Take it or leave it: elections in Nicaragua

Nicaraguans going to the polls today will find a familiar name on the ballot: Daniel Ortega, ruler of Nicaragua from 1979 to 1990 and again from 2007 onwards is seeking re-election. Moreover,  armed with a decision not invite foreign observers to monitor the proceedings, the leader of the Sandinista National Liberation Front (FSLN) and hero of the Nicaraguan Revolution only seems prepared to present voters with a political “Hobson’s choice”.

In June, Nicaragua’s Constitutional Court banned Eduardo Montealegre, leader of the Independent Liberal Party (PLI) and Mr Ortega’s foremost rival in the previous two elections, from putting forward his presidential candidacy. The court similarly barred his successor, Luis Callejas, taking it upon themselves to nominate Pedro Reyes – a man regarded by many in the opposition as an Ortega stooge – as PLI leader. When 28 opposition legislators objected, the court flexed its constitutional muscles once again, removing them from the National Assembly and authorising Reyes to find replacements. To top it off, in September, Mr Reyes himself resigned his presidential candidacy, leaving the Mr Ortega’s opponents leaderless in the run-up to November’s election.

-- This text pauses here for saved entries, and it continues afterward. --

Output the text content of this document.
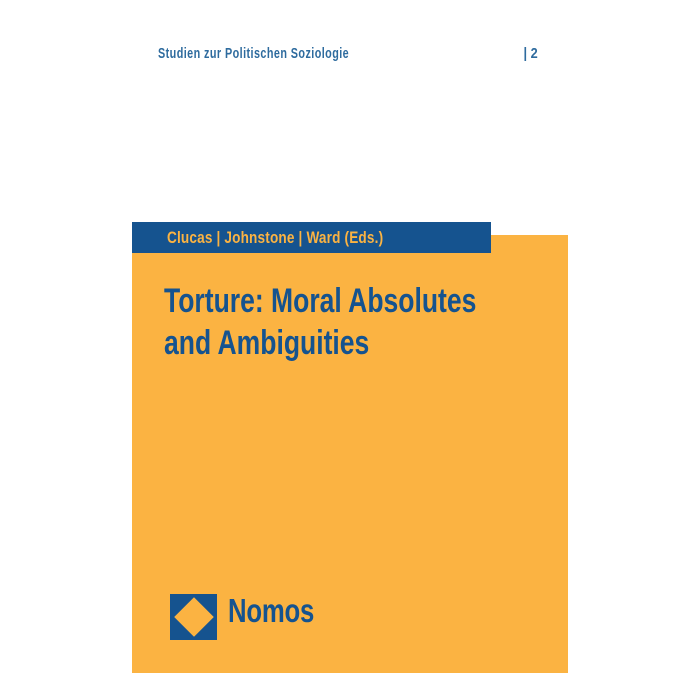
Studien zur Politischen Soziologie	| 2
Clucas | Johnstone | Ward (Eds.)
Torture: Moral Absolutes
and Ambiguities
Nomos
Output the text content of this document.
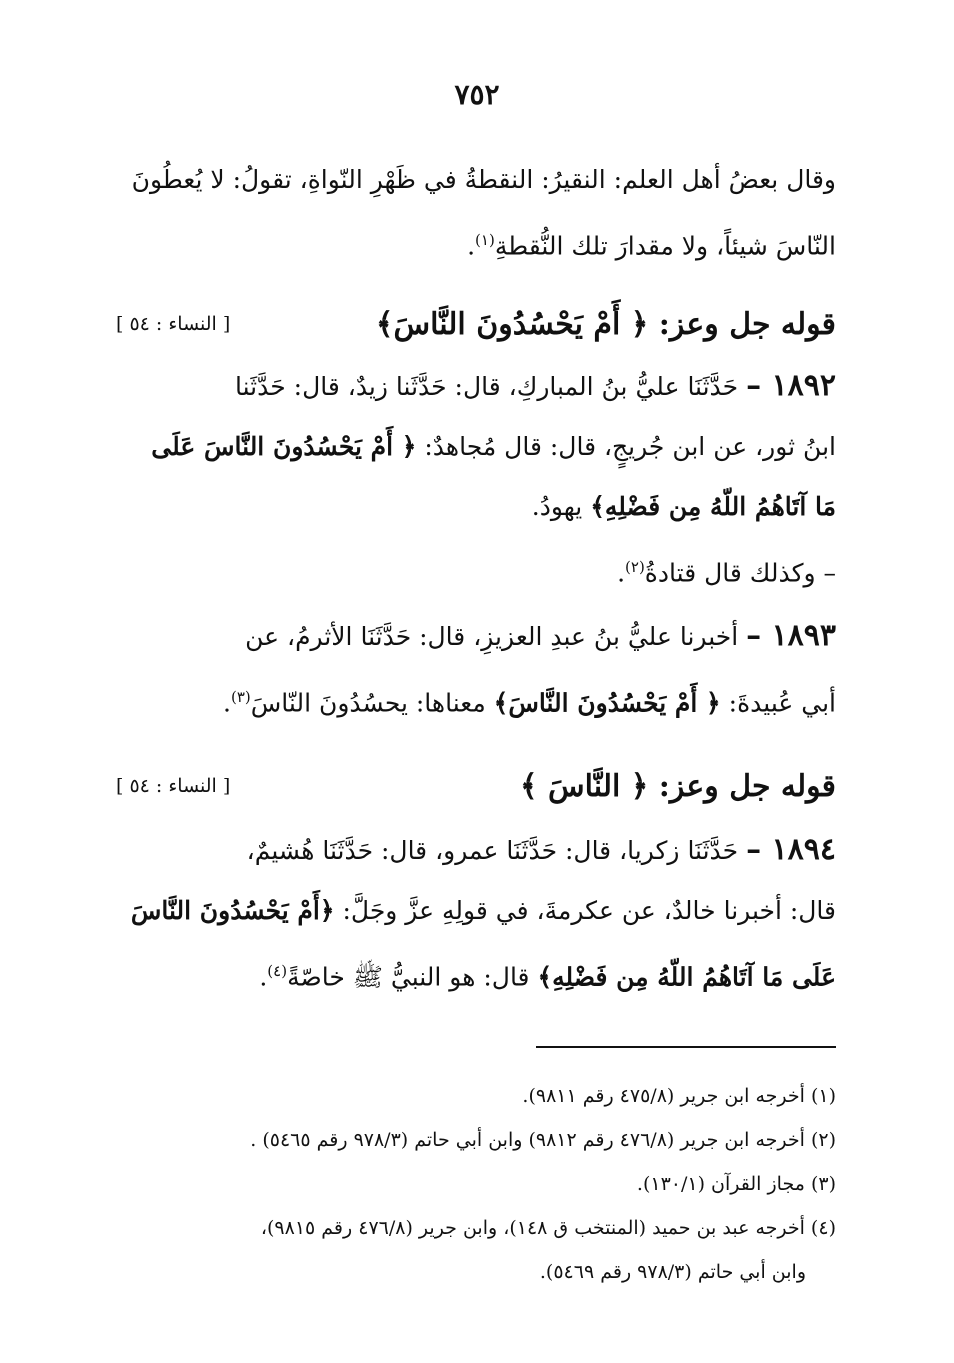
٧٥٢
وقال بعضُ أهل العلم: النقيرُ: النقطةُ في ظَهْرِ النّواةِ، تقولُ: لا يُعطُونَ
النّاسَ شيئاً، ولا مقدارَ تلك النُّقطةِ$^{(١)}$.
قوله جل وعز: ﴿ أَمْ يَحْسُدُونَ النَّاسَ﴾
[ النساء : ٥٤ ]
١٨٩٢ – حَدَّثَنَا عليُّ بنُ المباركِ، قال: حَدَّثَنا زيدٌ، قال: حَدَّثَنا
ابنُ ثور، عن ابن جُريجٍ، قال: قال مُجاهدٌ: ﴿ أَمْ يَحْسُدُونَ النَّاسَ عَلَى
مَا آتَاهُمُ اللّهُ مِن فَضْلِهِ﴾ يهودُ.
– وكذلك قال قتادةُ$^{(٢)}$.
١٨٩٣ – أخبرنا عليُّ بنُ عبدِ العزيزِ، قال: حَدَّثَنَا الأثرمُ، عن
أبي عُبيدةَ: ﴿ أَمْ يَحْسُدُونَ النَّاسَ﴾ معناها: يحسُدُونَ النّاسَ$^{(٣)}$.
قوله جل وعز: ﴿ النَّاسَ ﴾
[ النساء : ٥٤ ]
١٨٩٤ – حَدَّثَنَا زكريا، قال: حَدَّثَنَا عمرو، قال: حَدَّثَنَا هُشيمٌ،
قال: أخبرنا خالدٌ، عن عكرمةَ، في قولِهِ عزَّ وجَلَّ: ﴿أَمْ يَحْسُدُونَ النَّاسَ
عَلَى مَا آتَاهُمُ اللّهُ مِن فَضْلِهِ﴾ قال: هو النبيُّ ﷺ خاصّةً$^{(٤)}$.
(١) أخرجه ابن جرير (٤٧٥/٨ رقم ٩٨١١).
(٢) أخرجه ابن جرير (٤٧٦/٨ رقم ٩٨١٢) وابن أبي حاتم (٩٧٨/٣ رقم ٥٤٦٥) .
(٣) مجاز القرآن (١٣٠/١).
(٤) أخرجه عبد بن حميد (المنتخب ق ١٤٨)، وابن جرير (٤٧٦/٨ رقم ٩٨١٥)،
وابن أبي حاتم (٩٧٨/٣ رقم ٥٤٦٩).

While the shenanigans of the summer have left the primary opposition in carefully-orchestrated chaos, other candidates will be on the ballot paper. However, for the most part, they are a salad of electoral first-timers, social conservatives and left-wing factionalists, none of whom have the political capital and infrastructure to mount a serious challenge to another five years of Ortega rule.

Mr Ortega’s actions – delivered by proxy through the constitutional court – bear all the hallmarks of political consolidation. Since January 2014, when the National Assembly voted to allow him to seek indefinite re-election, and now with another presidential term all-but guaranteed through to 2021, the question has become not so much how the Ortega grip on power is dislodged as how it is passed down.

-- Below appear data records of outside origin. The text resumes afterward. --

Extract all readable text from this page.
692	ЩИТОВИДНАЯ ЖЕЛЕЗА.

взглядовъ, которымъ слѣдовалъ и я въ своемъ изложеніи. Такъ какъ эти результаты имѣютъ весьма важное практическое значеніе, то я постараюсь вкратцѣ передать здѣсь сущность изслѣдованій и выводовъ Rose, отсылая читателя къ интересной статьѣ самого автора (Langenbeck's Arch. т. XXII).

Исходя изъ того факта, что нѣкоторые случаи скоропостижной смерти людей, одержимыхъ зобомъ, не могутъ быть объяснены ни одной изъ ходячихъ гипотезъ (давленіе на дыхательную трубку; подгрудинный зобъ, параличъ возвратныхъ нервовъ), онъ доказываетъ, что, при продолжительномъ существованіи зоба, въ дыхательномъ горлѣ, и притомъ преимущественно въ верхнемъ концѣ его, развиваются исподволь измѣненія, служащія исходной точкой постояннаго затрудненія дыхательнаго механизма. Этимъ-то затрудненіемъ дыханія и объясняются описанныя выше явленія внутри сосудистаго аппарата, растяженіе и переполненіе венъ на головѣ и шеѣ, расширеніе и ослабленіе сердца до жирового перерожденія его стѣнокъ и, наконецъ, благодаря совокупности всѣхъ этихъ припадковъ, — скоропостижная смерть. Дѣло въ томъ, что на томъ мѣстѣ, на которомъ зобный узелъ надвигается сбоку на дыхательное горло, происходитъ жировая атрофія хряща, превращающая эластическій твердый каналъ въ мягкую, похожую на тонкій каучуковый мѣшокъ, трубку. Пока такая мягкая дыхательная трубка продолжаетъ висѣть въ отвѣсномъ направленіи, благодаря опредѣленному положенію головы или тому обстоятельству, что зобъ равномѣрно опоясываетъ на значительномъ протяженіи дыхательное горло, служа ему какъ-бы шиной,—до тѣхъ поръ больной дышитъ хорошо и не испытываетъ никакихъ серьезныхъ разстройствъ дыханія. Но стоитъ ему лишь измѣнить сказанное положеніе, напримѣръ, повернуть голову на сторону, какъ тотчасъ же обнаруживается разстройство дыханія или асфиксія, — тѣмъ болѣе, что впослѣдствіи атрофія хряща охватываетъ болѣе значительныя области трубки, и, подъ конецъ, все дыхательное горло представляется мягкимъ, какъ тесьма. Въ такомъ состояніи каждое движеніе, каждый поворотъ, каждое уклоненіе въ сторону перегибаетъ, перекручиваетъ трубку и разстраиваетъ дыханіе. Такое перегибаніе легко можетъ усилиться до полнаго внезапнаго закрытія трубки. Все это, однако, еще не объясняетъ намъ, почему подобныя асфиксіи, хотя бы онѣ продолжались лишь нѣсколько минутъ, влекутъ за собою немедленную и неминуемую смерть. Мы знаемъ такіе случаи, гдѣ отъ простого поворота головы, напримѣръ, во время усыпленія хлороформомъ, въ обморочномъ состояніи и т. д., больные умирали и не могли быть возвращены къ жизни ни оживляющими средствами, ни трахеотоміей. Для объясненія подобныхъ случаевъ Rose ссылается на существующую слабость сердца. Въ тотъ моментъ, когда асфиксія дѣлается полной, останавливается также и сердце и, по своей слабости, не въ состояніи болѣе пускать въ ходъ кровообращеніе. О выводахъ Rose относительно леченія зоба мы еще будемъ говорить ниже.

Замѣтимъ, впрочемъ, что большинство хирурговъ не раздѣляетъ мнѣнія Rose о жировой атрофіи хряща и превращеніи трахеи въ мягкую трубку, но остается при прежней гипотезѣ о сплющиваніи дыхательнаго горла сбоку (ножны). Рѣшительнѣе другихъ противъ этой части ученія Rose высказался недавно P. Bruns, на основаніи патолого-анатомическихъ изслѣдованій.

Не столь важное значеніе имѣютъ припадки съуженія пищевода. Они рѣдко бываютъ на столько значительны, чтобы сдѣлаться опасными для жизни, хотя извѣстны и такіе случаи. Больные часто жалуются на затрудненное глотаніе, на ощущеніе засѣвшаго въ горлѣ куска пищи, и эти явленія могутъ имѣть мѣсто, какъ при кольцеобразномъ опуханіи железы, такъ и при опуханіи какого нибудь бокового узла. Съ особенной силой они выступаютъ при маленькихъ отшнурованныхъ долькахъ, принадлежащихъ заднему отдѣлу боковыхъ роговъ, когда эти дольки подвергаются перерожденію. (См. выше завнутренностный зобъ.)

Step forward Rosario Murillo, the flamboyant First Lady of Nicaragua. A distinguished poet and revolutionary in her own right, Ms Murillo has grown in stature during her husband’s latest term of office, as a spokesperson and public face for FSLN government. In this latest round of elections, she is seeking to formalise her position, running for vice-president alongside her moustachioed spouse to establish a firm family grip on domestic rule. The marital duo will certainly make a novel addition to the Nicaraguan political scene – normally Article 147 of the Nicaraguan Constitution prevents the president’s immediate relations from holding high office, but earlier this year, the ever-reliable constitutional court found that this rule applies only to consanguinity and not relationship by marriage. How fortuitous!

In the second decade of the 21st Century, the Ortega clan is beginning to bear an eerie resemblance to the Somoza dynasty, the family regime that ruthlessly ruled over Nicaragua for much of the 20th Century and against whom Daniel Ortega and his fellow Sandinistas fought so hard in the 60s and 70s.

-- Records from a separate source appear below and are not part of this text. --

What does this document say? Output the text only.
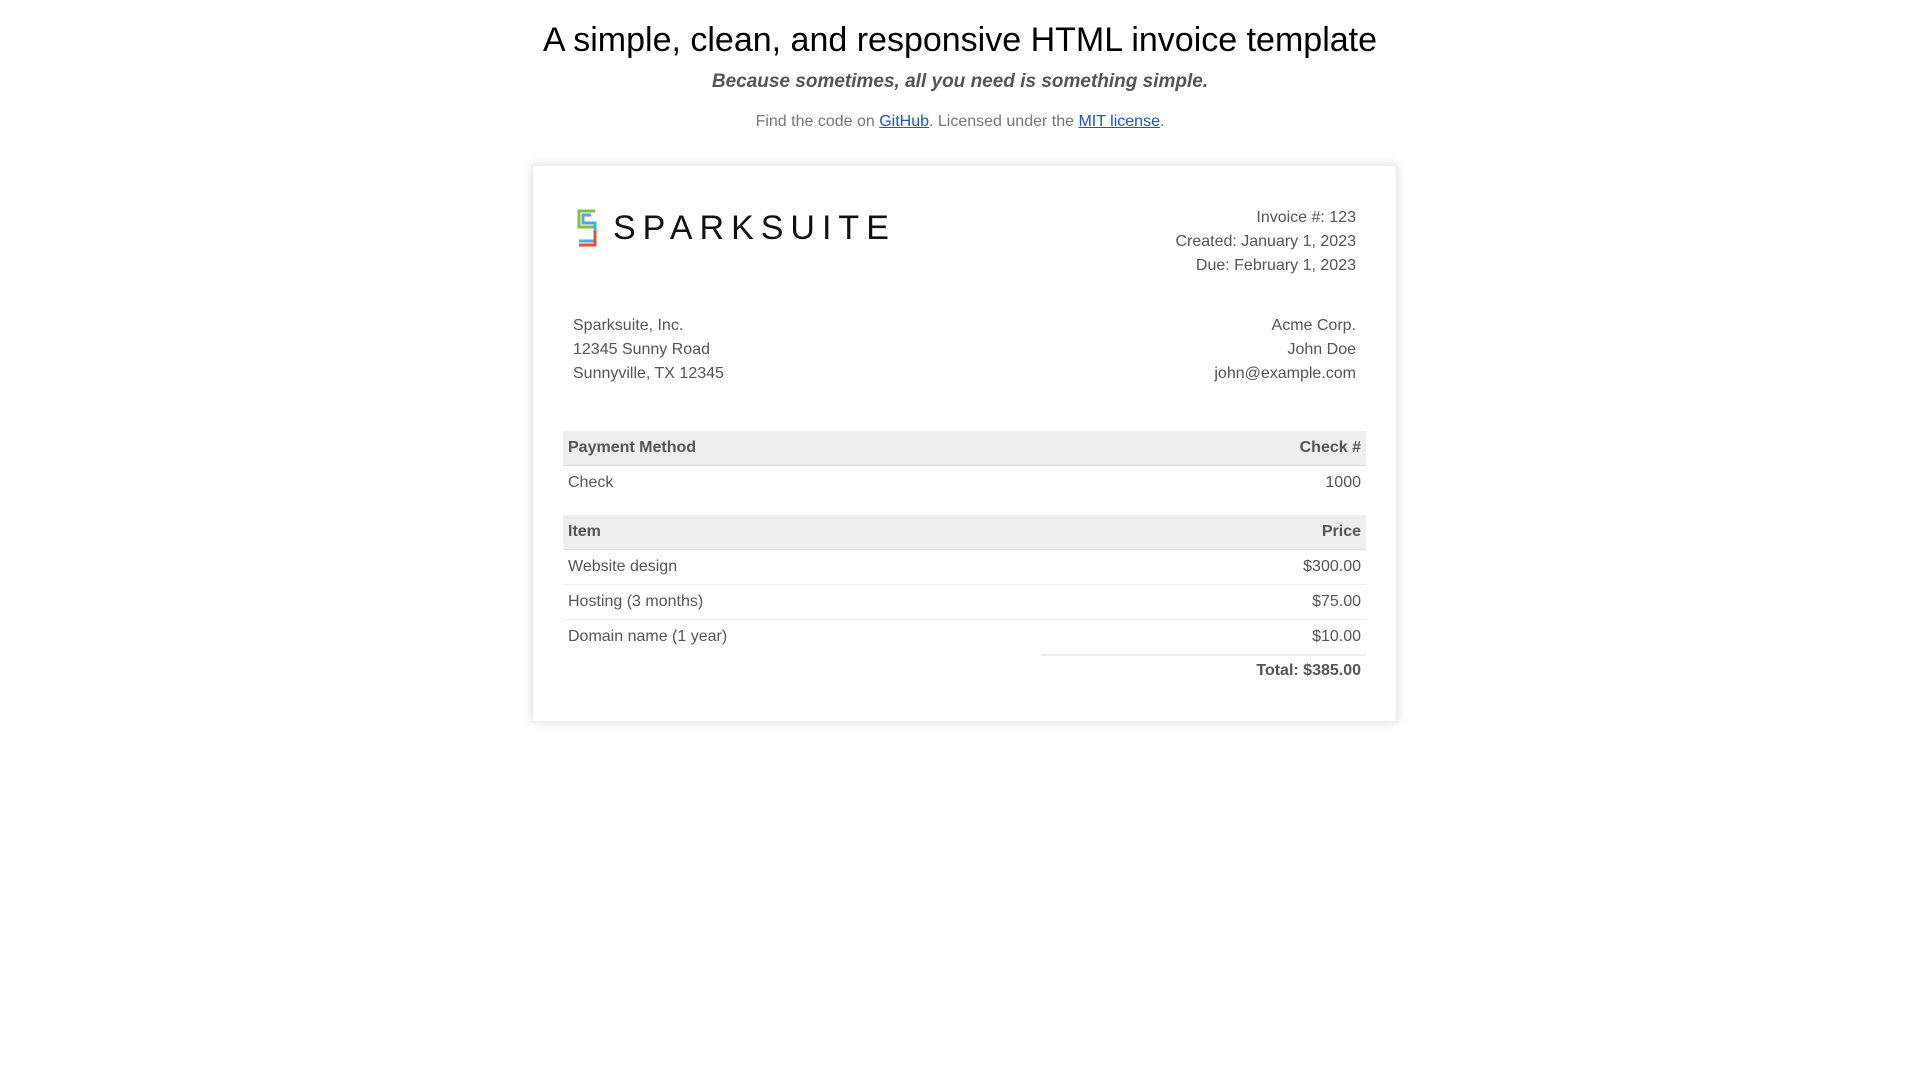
A simple, clean, and responsive HTML invoice template
Because sometimes, all you need is something simple.

Find the code on GitHub. Licensed under the MIT license.

SPARKSUITE	Invoice #: 123
Created: January 1, 2023
Due: February 1, 2023
Sparksuite, Inc.
12345 Sunny Road
Sunnyville, TX 12345
Acme Corp.
John Doe
john@example.com
Payment Method	Check #
Check	1000
Item	Price
Website design	$300.00
Hosting (3 months)	$75.00
Domain name (1 year)	$10.00
Total: $385.00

Certainly, they wouldn’t be the first revolutionaries to morph into their erstwhile enemies. But it is important to take into account the relatively large popular mandate that their political programme attracts. Mr Ortega enjoys consistently positive approval ratings, some of the highest for any Latin American leader. Opposition activists may point to a Nicaraguan population inured to decades of petty caudillismo and a government that has little compunction about getting its message across at the expense of a free media. On the other hand, the regime’s supporters will gladly refer you to a national GDP growth rate of almost 5% per annum – a surge that is reflected in the per capita increase in wealth – and a broad portfolio of policies to improve the nation’s social infrastructure, reducing poverty and improving access to healthcare

This is not to say that all is rosy in the garden: ambitious, wealth-creating infrastructure plans have flopped, with a Chinese-backed project to build a canal to rival Panama’s famous waterway running aground. And while the government has not published any employment statistics since 2011, estimates suggest that the rate of low-paid, informal work remains stubbornly high, encompassing roughly 60% of the Nicaraguan population. However, serious though these problems may be for any developing nation, they pale in comparison to the violence and degradation the country experienced in the final decades of the 20th Century, now memorialized in Managua’s Parque de la Paz.

From a purely practical point of view, what Nicaragua lacks in its rigged electoral processes and nobbled judiciary, it makes up for in the rare peace and stability that de facto one-party rule facilitates. Whether the security brought by the nascent Ortega dynasty can be maintained across the political generations remains to be seen. In Nicaragua, the lesson from the Somozas is that it is easier said than done.